As datasets become large, retrieving all the features they contain can become a prohibitively expensive / slow operation. Functions in cardboard that may return large numbers of features allow you to provide pagination options, allowing you to gather all the features in a single dataset through a series of consecutive requests.

Pagination options are an object with two properties:

option | type | description --- | --- | --- maxFeatures | number | instructs cardboard to provide no more than this many features in a single .list() request start | string | [optional] instructs cardboard to begin providing results after the specified key.

Cardboard will attempt to return maxFeatures number of results per paginated request. However, if the individual features in the dataset are very large, or you've specifed maxFeatures very high, cardboard may return fewer results. It will never return more than this number of features.

Once you've received a set of results, find the id of the last feature in the FeatureCollection, i.e.

var lastId = featureCollection.features.pop().id;

By using this as the start option for the next request, cardboard will provide you with the next set of results.

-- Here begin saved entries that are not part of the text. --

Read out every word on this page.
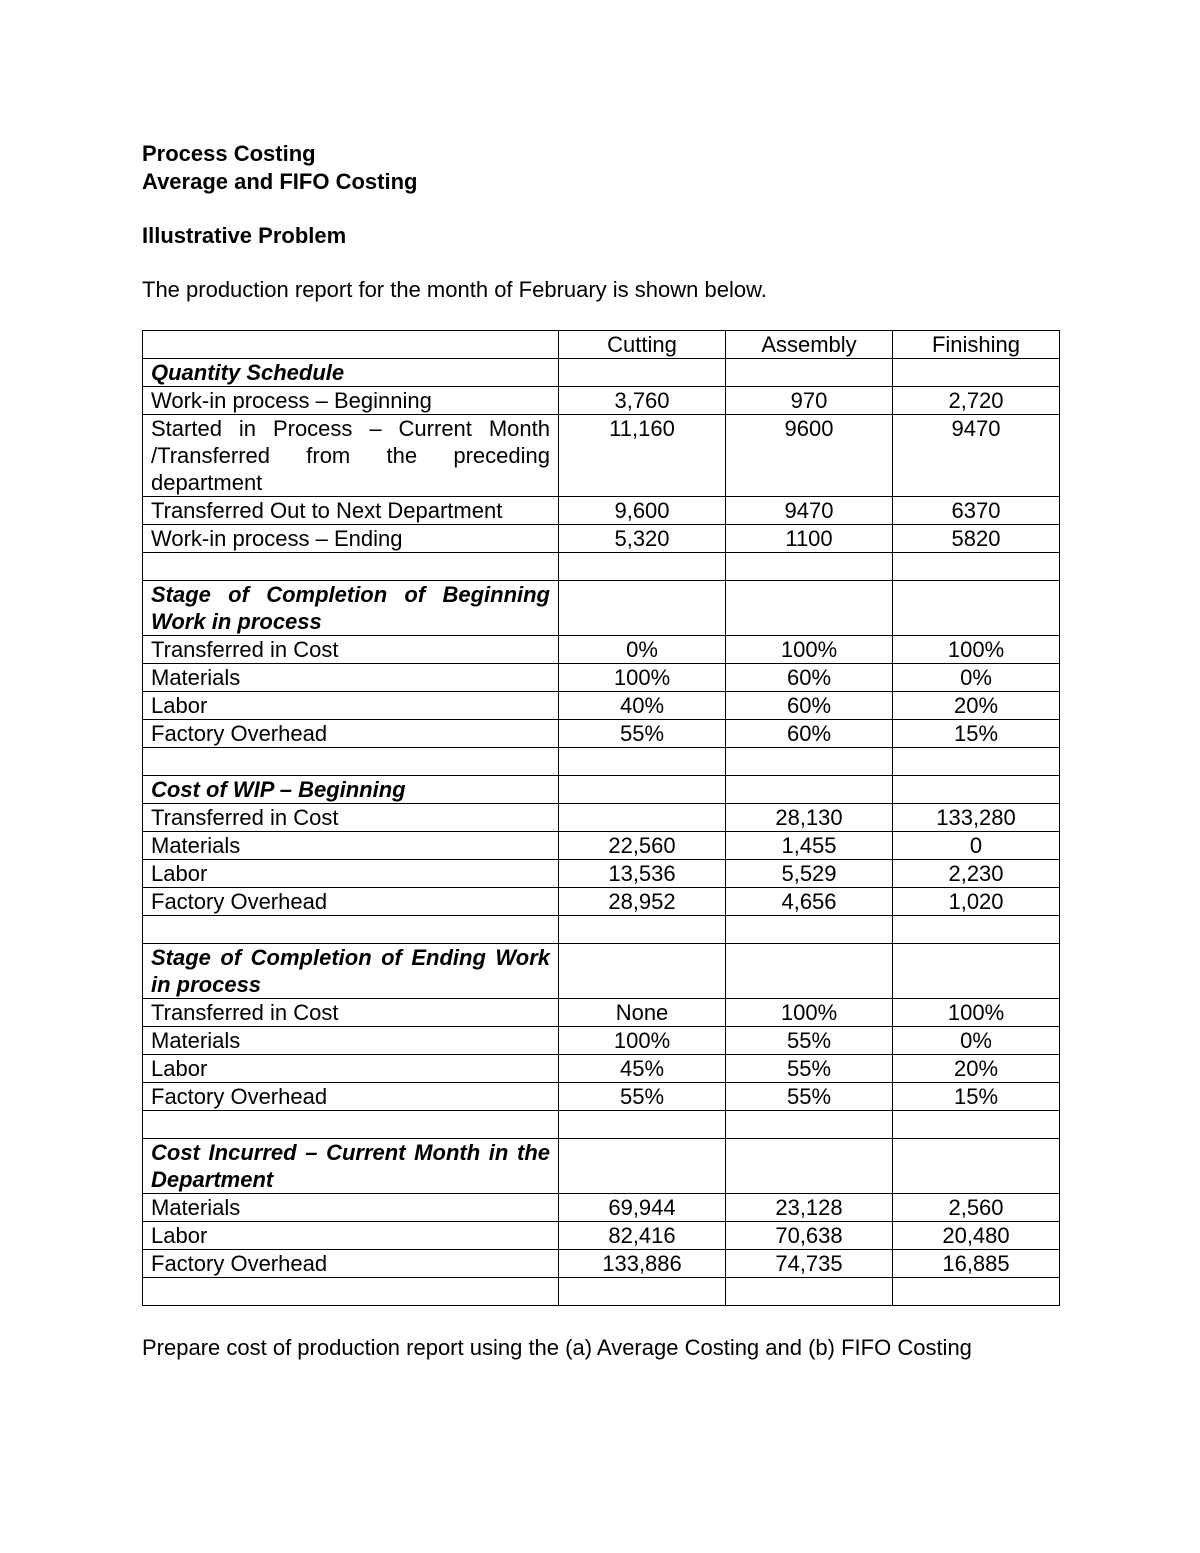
Process Costing
Average and FIFO Costing
Illustrative Problem
The production report for the month of February is shown below.
	Cutting	Assembly	Finishing
Quantity Schedule			
Work-in process – Beginning	3,760	970	2,720
Started in Process – Current Month /Transferred from the preceding department	11,160	9600	9470
Transferred Out to Next Department	9,600	9470	6370
Work-in process – Ending	5,320	1100	5820

Stage of Completion of Beginning Work in process			
Transferred in Cost	0%	100%	100%
Materials	100%	60%	0%
Labor	40%	60%	20%
Factory Overhead	55%	60%	15%

Cost of WIP – Beginning			
Transferred in Cost		28,130	133,280
Materials	22,560	1,455	0
Labor	13,536	5,529	2,230
Factory Overhead	28,952	4,656	1,020

Stage of Completion of Ending Work in process			
Transferred in Cost	None	100%	100%
Materials	100%	55%	0%
Labor	45%	55%	20%
Factory Overhead	55%	55%	15%

Cost Incurred – Current Month in the Department			
Materials	69,944	23,128	2,560
Labor	82,416	70,638	20,480
Factory Overhead	133,886	74,735	16,885

Prepare cost of production report using the (a) Average Costing and (b) FIFO Costing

You have received all the features when the request returns a FeatureCollection with no features in it.

Example: paginated cardboard.list()

var Cardboard = require('cardboard');
var cardboard = Cardboard({
    table: 'my-cardboard-table',
    region: 'us-east-1',
    bucket: 'my-cardboard-bucket',
    prefix: 'test'
});

var features = [];
getFeatures();

function getFeatures(start) {
    var options = { maxFeatures: 10 };
    if (start) options.start = start;

    cardboard.list('my-dataset', options, function(err, featureCollection) {
        if (err) throw err;
        if (!featureCollection.features.length) return;

        features = features.concat(featureCollection.features);

        var lastId = featureCollection.features.pop().id;
        getFeatures(lastId);
    });
}

Metadata

Metadata can be stored pertaining to each dataset in the cardboard table:

property | description --- | --- west | west-bound of dataset's extent south | south-bound of dataset's extent east | east-bound of dataset's extent north | north-bound of dataset's extent count | number of features in the dataset size | approximate size (in bytes) of the entire dataset updated | unix timestamp of the last update to this metadata record, minzoom | suggested minimum zoom for this dataset maxzoom | suggested maximum zoom for this dataset

Use the cardboard.getDatasetInfo function to retrieve a dataset's metadata. By default, dataset metadata is not updated incrementally as features are added, updated, or removed. The metadata record can be updated by calling cardboard.calculateDatasetInfo. This operation gathers all the features in the dataset and recalculates the metadata cache.

cardboard.metadata.addFeature, cardboard.metadata.updateFeature, and cardboard.metadata.removeFeature provide mechanisms to incrementally adjust metadata information on a per-feature basis. Note that these operations will only expand the extent information. If you've performed numerous deletes and need to contract the extent, use cardboard.calculateDatasetInfo.

Precision

Cardboard retains the precision of a feature's coordinates to six decimal places.